June 4, 1946, in The Star: R. Earle Jones, Anniston attorney, turned in his resignation from the city school board at the City Commission meeting this afternoon and the commissioners appointed Ralph W. Callahan, business manager of The Anniston Star, to replace him. A member of the school board for 11 years, Mr. Jones was one of the members who traveled to Dothan very early in his tenure to offer the superintendent’s position to C.C. Moseley, who recently announced his own resignation. Mr. Callahan’s term on the board begins immediately. Also this date: Calhoun County voters were turning out in droves this morning to cast their ballots in seven runoff races for state and county offices. Observers were predicting that the vote today would be practically as large as on May 7. High interest in the races for governor and for sheriff was given as the reason for the large turnout. In point of fact, around 1 p.m. today between 1,800 and 1,900 people had voted at Anniston boxes, yet at the same time of day in the first primary, only about 1,200 had voted.

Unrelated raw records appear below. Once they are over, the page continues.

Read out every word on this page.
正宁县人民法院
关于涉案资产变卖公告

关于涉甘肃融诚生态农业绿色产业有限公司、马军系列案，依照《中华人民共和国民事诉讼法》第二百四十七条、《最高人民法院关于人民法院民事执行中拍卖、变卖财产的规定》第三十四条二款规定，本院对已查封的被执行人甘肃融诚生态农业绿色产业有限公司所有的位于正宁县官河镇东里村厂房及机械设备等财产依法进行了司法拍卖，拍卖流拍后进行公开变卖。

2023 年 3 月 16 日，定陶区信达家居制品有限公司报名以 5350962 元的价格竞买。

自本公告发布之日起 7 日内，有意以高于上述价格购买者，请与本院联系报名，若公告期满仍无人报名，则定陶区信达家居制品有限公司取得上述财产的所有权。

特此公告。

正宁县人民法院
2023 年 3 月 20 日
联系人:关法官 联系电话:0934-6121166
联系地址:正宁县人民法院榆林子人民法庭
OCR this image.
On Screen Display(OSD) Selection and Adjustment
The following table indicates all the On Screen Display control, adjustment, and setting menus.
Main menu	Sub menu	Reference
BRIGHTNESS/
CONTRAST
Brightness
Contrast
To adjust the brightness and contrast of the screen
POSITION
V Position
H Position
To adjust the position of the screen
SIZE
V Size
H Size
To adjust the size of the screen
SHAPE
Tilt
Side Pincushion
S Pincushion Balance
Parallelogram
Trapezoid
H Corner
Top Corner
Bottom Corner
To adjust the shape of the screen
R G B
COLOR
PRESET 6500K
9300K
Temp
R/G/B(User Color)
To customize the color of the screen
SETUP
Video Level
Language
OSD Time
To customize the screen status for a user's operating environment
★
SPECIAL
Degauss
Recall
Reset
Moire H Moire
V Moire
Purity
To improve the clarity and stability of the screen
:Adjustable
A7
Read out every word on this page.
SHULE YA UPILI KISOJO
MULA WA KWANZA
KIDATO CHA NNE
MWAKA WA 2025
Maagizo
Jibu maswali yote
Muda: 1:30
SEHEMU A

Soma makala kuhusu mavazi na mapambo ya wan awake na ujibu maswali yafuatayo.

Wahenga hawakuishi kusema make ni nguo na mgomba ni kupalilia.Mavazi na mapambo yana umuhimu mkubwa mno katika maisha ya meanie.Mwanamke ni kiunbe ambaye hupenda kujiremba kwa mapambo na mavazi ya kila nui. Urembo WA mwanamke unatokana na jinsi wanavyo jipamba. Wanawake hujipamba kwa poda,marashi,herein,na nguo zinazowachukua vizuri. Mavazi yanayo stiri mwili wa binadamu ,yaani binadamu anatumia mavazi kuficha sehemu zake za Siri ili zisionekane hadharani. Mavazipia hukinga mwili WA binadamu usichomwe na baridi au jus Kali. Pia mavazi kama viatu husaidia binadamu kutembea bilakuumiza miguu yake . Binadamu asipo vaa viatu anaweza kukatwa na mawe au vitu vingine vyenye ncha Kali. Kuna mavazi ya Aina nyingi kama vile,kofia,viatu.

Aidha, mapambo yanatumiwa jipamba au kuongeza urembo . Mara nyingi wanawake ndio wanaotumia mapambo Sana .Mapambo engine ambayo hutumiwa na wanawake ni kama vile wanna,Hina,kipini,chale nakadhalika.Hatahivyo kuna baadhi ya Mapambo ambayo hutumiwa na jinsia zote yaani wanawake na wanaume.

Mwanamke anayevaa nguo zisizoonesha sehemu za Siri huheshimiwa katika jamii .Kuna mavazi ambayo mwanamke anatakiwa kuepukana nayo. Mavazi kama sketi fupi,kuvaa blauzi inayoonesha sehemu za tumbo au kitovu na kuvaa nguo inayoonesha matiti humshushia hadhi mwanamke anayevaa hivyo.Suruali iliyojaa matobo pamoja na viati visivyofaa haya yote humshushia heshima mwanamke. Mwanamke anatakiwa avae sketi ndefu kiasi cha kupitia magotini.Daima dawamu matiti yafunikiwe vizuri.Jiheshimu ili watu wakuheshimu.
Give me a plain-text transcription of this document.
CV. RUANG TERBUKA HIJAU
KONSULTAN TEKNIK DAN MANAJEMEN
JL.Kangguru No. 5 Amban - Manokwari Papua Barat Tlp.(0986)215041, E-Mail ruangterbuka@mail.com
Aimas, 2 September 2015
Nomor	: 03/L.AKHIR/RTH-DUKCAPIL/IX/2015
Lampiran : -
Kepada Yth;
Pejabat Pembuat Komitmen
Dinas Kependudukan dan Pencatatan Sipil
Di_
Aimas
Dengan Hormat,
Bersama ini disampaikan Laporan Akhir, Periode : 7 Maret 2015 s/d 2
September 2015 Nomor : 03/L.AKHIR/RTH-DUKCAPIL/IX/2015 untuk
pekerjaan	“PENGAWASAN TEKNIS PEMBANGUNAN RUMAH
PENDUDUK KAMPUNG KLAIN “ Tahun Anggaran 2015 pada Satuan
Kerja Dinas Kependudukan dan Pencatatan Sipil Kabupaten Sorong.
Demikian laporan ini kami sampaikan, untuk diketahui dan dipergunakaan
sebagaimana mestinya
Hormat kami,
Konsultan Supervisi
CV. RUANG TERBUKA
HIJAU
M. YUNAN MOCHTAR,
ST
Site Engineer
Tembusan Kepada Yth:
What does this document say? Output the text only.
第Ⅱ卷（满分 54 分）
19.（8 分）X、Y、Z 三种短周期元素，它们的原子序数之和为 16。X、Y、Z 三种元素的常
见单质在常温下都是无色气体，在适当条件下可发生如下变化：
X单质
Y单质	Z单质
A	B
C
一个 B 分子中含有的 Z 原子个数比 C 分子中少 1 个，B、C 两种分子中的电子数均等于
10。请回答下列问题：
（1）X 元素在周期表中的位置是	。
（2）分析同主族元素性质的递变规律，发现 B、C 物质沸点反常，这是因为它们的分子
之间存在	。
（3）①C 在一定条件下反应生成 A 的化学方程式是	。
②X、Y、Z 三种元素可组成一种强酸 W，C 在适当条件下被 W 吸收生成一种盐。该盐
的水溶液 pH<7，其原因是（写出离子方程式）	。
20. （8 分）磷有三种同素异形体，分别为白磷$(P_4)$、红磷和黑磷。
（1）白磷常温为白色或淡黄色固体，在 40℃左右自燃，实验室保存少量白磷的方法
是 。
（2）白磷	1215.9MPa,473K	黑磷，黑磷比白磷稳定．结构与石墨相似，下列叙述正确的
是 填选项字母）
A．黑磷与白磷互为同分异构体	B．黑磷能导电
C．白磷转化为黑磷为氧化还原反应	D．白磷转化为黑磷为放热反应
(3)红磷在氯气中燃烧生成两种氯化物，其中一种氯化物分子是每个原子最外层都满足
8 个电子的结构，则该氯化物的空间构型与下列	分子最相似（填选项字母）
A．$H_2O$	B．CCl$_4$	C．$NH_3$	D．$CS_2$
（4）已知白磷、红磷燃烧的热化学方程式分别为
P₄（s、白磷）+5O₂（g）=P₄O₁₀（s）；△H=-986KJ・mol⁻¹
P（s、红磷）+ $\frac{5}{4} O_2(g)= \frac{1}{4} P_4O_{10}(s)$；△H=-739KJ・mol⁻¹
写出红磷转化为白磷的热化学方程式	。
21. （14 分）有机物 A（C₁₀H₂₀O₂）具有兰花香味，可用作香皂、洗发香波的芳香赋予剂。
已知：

June 4, 1996, in The Star: After just two months as Anniston city manager, John Seymour began organizing a citywide cleanup campaign that he and other hope to make a twice-a-year event. The first week-long Clean and Green campaign in April drew about 1,000 volunteers, including 600 school children. City officials now are working to organize a second week-long cleanup campaign this October. Also this date: Anniston mailman Joey Johnson, a letter carrier since early 1994 but a paramedic for the past 20 years, recently received the Citizen Lifesaver Award from East Alabama Emergency Medical Services. Johnson had stopped at a store in Oxford on his way home from work and while there witnessed that a man was lying on the floor and his wife shouting for help. The man wasn’t breathing and he had no pulse, but Johnson administered CPR to “bring him back.” The man eventually recovered. Additionally: The Donoho School in Anniston recently broke ground for the William H. Fargason Fine Arts Center, which will house classrooms, rehearsal rooms and studios following the center's expected completion in October 1997.